Today my hiding game most used is staying busy. I’ve always been busy, it works well for me. When I was a teenager I would stay busy working a job, playing with friends, cleaning house and cooking. Now I hide with jobs, church, house, kids, grand kids, cooking being a business manager and helping others. I am a natural hider.
Before I went to China I worked hard to not push myself too hard out of my comfort zone. When I learned of the opportunity to go teach in China it called and pulled at my heart so hard I could not deny it.I pushed through so many obstacle preparing to go, having no idea what would happen to me when I got there.

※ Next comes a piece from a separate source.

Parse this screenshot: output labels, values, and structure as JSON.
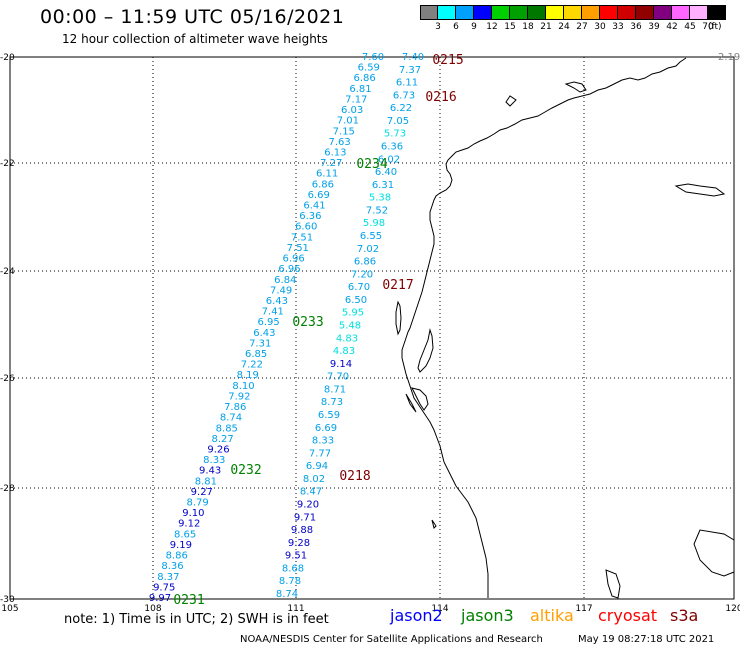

In China there was no hiding. I was and still am constantly called upon to step out of my sameness or usual routines. I never knew from day to day what would be asked of me. When I would be asked to give a speech, go to a meeting as a representative, lead a parade , speak to the graduate school of Psychology or answer multitudes of questions my answer was always YES. What I found is when I wrote down “I will go to other countries and empower women to take a stand for themselves and have a voice” I made a statement that brought me to life.
I watched the movie Inkheart with my grandsons. If the main character read the words in the book out loud the words came alive. The spoken worked is powerful. IF we write it, then speak it, it will come alive, it will be present, tangible and real.